Who had laid beside him during his first sleep the immense lily with perfume 377 like that which came with the milky geyser spray—that spray of death and delight mingled? Why had someone scratched a line in the earth from him directly to the distant orifice of the geyser? Was this, as he believed, a signal to come not only to the edge of the orifice, but to lower himself down into its depths? And if the line were intended as a signal, did the persons who came to the valley while he slept, always eluding him, wish him well or mean to do him harm?

Last question of all: had the beautiful girl’s face he believed he had seen just once, been real or an hallucination? It had been while he was kneeling at the very edge of the geyser cone, staring down its many colored throat, that the vision had appeared. Misty white amidst the green gloom, the face had been turned up to him, smiling, its lips forming a kiss, and its great eyes beckoning. Had the face been real or a dream?

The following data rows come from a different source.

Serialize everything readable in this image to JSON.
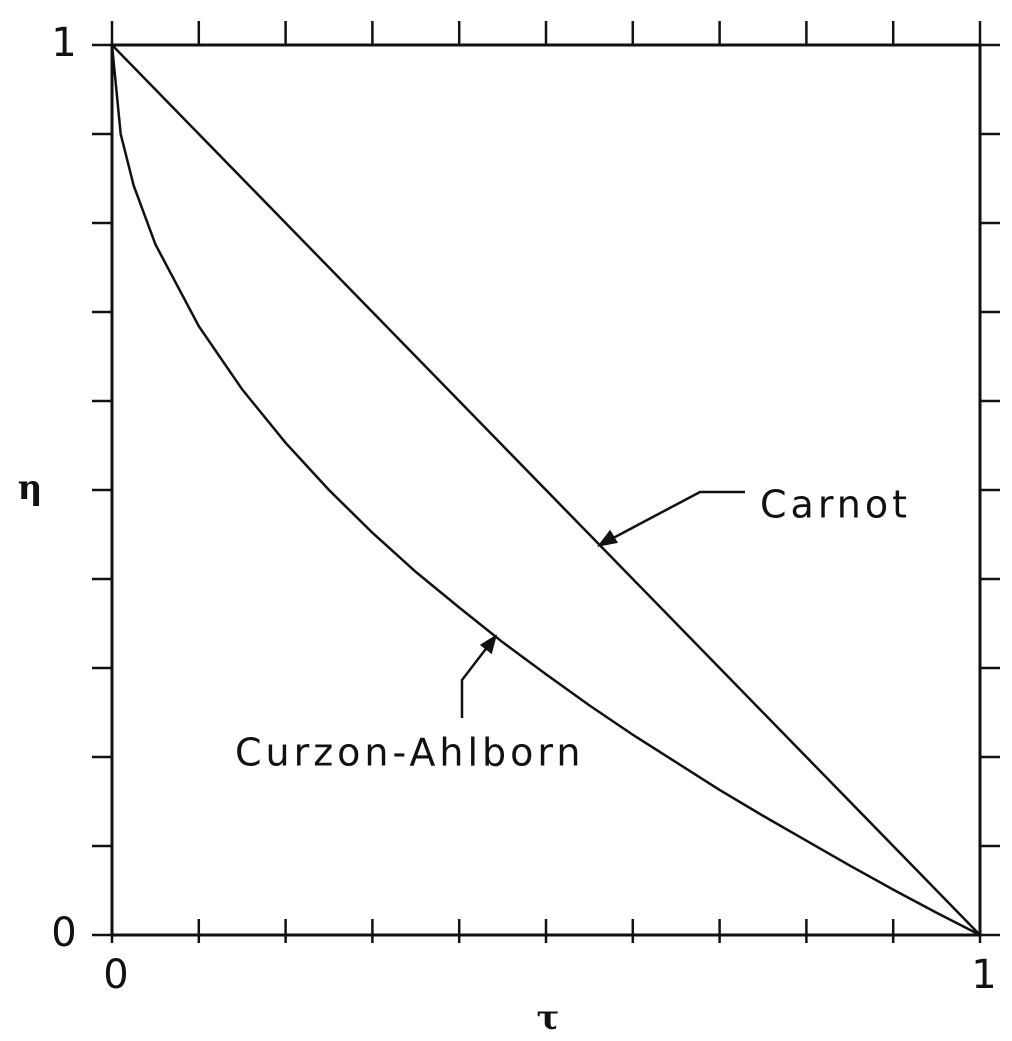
{
  "chart_data": {
    "type": "line",
    "xlabel": "τ",
    "ylabel": "η",
    "x": [
      0,
      0.01,
      0.025,
      0.05,
      0.1,
      0.15,
      0.2,
      0.25,
      0.3,
      0.35,
      0.4,
      0.45,
      0.5,
      0.55,
      0.6,
      0.65,
      0.7,
      0.75,
      0.8,
      0.85,
      0.9,
      0.95,
      1
    ],
    "series": [
      {
        "name": "Carnot",
        "color": "#000000",
        "values": [
          1,
          0.99,
          0.975,
          0.95,
          0.9,
          0.85,
          0.8,
          0.75,
          0.7,
          0.65,
          0.6,
          0.55,
          0.5,
          0.45,
          0.4,
          0.35,
          0.3,
          0.25,
          0.2,
          0.15,
          0.1,
          0.05,
          0
        ]
      },
      {
        "name": "Curzon-Ahlborn",
        "color": "#000000",
        "values": [
          1,
          0.9,
          0.842,
          0.776,
          0.684,
          0.613,
          0.553,
          0.5,
          0.452,
          0.408,
          0.368,
          0.329,
          0.293,
          0.258,
          0.225,
          0.194,
          0.163,
          0.134,
          0.106,
          0.078,
          0.051,
          0.025,
          0
        ]
      }
    ],
    "xlim": [
      0,
      1
    ],
    "ylim": [
      0,
      1
    ],
    "xticks": [
      0,
      1
    ],
    "yticks": [
      0,
      1
    ],
    "xminor_ticks": [
      0.1,
      0.2,
      0.3,
      0.4,
      0.5,
      0.6,
      0.7,
      0.8,
      0.9
    ],
    "yminor_ticks": [
      0.1,
      0.2,
      0.3,
      0.4,
      0.5,
      0.6,
      0.7,
      0.8,
      0.9
    ],
    "grid": false
  }
}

Eleven days in the valley! Now, with his braided rope ready at last, he was going to do something which might help to answer his questions.


Kirby reached out and began to run his grass rope, yard by yard, through his hands, searching carefully for any flaw. A canyon wren made the air sweet above him, while the morning sun began to wink and blink against the shadows which still lay against the face of the guardian cliffs. Kirby glanced at his watch and got up.

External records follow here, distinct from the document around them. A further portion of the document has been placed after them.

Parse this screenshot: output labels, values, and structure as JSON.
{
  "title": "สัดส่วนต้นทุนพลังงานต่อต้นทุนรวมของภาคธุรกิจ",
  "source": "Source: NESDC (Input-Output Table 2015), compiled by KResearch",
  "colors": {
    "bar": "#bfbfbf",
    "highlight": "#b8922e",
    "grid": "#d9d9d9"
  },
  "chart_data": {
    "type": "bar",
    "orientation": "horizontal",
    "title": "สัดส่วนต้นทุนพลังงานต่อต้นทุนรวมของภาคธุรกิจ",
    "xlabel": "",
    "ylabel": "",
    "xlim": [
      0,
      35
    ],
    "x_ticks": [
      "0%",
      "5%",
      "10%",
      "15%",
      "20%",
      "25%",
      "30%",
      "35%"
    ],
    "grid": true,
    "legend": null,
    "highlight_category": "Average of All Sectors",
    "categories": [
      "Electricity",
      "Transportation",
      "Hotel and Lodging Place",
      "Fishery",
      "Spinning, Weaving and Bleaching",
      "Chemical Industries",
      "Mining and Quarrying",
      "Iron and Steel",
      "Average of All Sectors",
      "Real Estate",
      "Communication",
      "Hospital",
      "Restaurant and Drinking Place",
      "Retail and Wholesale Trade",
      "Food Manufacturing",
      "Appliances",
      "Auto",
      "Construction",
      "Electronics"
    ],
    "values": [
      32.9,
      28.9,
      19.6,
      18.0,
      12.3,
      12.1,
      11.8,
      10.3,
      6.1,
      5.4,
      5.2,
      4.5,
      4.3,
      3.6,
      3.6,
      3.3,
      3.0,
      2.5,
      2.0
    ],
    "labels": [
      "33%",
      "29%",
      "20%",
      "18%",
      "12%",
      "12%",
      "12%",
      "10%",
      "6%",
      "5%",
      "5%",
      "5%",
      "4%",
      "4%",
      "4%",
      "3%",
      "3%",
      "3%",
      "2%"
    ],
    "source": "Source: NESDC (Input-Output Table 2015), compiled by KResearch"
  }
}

Crossing beyond the mouth of the geyser, he grinned good morning at his friend the Conquistadore, and marched on into the shade of the live oak which grew nearest the geyser. Here he made one end of his rope fast to the gnarled trunk, inspected his pistol, patted his tunic to make sure that the cylinder of gold was safe, then stood by to await the geyser.

With the passing of three minutes there came from the still empty orifice a sonorous rumbling. Kirby grinned.

From deep in the earth issued a sound of fizzing and bubbling, and then, to the accompaniment of subterranean thunder, burst loose the milky, upward column which had never ceased to awe the man who watched so eagerly this morning. As the titanic jet leaped skyward now, the slanting rays of the sun caught it, and turned the water, fanning out, into a fire opal, into a sheet of living color.

Kirby, hard headed to the last, drew from the supply in one pocket of his tunic, a strip of one of the tuberlike roots, and munched it.

The thunder ceased. The waters receded.